For smaller dosages, OJ is better than VC. Now Chicking for middle range doses
mid_oj <- filter(ToothGrowth, supp == "OJ", dose == 1)$len
mid_vc <- filter(ToothGrowth, supp == "VC", dose == 1)$len
t.test(mid_oj-mid_vc,alternative = "two.sided", paired=F,conf.level = 0.95)
##
## One Sample t-test
##
## data: mid_oj - mid_vc
## t = 3.3721, df = 9, p-value = 0.008229
## alternative hypothesis: true mean is not equal to 0
## 95 percent confidence interval:
## 1.951911 9.908089
## sample estimates:
## mean of x
## 5.93
The results show us that the mean difference between the lengths is 5.93 units in favor of the OJ method. The 95% confidence interval ranges from 1.95 to 9.9 units, allowing us to reject the null hypothesis.

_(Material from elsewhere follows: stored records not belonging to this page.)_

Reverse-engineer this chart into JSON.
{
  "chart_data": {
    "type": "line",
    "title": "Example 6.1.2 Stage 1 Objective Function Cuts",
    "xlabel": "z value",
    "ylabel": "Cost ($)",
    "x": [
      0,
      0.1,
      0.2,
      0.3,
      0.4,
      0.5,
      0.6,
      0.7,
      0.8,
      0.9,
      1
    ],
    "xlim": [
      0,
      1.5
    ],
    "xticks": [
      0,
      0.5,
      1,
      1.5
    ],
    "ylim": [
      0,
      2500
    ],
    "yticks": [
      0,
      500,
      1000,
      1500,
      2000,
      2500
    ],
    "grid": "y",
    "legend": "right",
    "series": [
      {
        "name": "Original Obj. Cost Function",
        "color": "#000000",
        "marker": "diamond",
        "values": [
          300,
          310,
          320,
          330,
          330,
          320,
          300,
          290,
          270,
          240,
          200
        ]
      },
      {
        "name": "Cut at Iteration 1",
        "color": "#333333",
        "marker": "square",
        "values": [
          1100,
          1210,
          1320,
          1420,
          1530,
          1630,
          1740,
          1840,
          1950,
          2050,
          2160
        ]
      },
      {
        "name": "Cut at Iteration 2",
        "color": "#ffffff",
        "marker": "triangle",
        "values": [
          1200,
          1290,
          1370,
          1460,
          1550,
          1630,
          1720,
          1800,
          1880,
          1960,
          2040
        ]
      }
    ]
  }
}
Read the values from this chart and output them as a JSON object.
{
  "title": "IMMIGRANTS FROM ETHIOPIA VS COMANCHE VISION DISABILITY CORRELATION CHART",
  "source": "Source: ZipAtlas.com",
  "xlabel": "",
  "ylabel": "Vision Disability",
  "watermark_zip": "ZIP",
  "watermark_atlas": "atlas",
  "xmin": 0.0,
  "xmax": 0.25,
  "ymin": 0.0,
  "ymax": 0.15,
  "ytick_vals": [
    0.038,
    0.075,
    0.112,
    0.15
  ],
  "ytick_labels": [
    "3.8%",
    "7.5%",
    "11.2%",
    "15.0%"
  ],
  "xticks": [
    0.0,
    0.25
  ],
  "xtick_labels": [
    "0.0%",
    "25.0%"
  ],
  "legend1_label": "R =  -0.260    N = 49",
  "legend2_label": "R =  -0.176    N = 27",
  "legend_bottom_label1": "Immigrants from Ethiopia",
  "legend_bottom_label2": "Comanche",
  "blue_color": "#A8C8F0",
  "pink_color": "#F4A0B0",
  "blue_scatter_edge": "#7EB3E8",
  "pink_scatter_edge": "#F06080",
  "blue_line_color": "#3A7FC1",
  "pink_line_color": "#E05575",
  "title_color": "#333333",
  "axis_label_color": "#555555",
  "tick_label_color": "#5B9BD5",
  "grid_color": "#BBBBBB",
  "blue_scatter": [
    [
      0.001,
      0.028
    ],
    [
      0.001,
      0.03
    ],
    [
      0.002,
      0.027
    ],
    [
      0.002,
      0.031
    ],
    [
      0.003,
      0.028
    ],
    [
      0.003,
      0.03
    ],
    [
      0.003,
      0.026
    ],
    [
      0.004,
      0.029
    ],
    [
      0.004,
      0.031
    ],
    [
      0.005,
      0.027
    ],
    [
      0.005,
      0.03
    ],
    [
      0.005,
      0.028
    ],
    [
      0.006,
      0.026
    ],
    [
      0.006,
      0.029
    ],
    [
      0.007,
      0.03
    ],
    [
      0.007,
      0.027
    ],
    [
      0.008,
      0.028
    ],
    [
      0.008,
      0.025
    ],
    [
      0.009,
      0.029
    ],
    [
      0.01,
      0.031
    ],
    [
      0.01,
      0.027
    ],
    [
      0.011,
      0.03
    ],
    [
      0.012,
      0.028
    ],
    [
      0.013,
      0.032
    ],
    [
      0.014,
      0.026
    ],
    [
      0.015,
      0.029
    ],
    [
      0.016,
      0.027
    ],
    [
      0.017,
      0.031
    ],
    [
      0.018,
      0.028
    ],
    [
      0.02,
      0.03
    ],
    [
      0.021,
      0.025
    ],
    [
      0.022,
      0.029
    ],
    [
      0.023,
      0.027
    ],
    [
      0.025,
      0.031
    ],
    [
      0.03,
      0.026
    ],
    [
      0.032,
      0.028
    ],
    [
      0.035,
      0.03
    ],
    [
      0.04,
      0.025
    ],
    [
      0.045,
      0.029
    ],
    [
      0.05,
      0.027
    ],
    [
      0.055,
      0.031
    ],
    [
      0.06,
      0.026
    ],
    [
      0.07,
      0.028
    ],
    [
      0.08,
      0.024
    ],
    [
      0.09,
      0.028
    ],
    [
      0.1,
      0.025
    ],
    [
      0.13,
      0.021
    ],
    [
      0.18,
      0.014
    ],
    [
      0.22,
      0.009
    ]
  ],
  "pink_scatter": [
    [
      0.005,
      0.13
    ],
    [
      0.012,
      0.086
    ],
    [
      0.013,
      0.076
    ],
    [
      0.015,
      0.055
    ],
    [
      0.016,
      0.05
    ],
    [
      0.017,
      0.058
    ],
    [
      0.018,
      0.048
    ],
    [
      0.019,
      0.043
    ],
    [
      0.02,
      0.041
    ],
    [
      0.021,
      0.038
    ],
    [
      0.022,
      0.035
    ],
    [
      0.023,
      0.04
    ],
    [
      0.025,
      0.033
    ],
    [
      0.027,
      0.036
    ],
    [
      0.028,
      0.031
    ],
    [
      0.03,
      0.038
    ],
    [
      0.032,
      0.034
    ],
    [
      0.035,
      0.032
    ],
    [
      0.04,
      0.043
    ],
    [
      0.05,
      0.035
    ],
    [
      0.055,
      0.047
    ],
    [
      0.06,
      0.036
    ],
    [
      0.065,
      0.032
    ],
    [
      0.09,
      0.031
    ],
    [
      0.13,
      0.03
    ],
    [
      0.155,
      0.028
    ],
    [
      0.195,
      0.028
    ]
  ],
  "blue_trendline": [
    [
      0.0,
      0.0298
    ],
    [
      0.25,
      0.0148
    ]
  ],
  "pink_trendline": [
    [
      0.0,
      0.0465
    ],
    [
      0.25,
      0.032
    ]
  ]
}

For middle dosages, OJ is better than VC.
Checking for High range doses
hig_oj = filter(ToothGrowth, supp == 'OJ', dose == 2.)$len
hig_vc = filter(ToothGrowth, supp == 'VC', dose == 2.)$len
t.test(hig_oj - hig_vc, alternative='two.sided', paired=FALSE, conf.level = .95)
##
## One Sample t-test
##
## data: hig_oj - hig_vc
## t = -0.042592, df = 9, p-value = 0.967
## alternative hypothesis: true mean is not equal to 0
## 95 percent confidence interval:
## -4.328976 4.168976
## sample estimates:
## mean of x
## -0.08
In this case, the mean difference is close to zero. The CI also includes zero, meaning we fail to reject the null hypothesis. This means there is no clear winner in this particular case.
Another important observation is the variance for high doses
c(var(hig_oj), var(hig_vc))
## [1] 7.049333 23.018222
Shows us the VC method indeed yields results of greater variance
The OJ delivery method was more effective for low and mid dosages. For the high dosage, both methods performed approximately the same. However, from looking at the scatter plot above, it is evident that the OJ plot is plateauing, while the VC plot is continuing to increase. This suggests that if the experiment included dosages higher than 2.0mg/day, the VC delivery method would be more effective.
However, the VC delivery method also yielded results of greater variance at higher dosages. This may be a relevant factor to consider when choosing between the two methods.
This conclusion depends on the assumption that the samples were obtained from independent populations.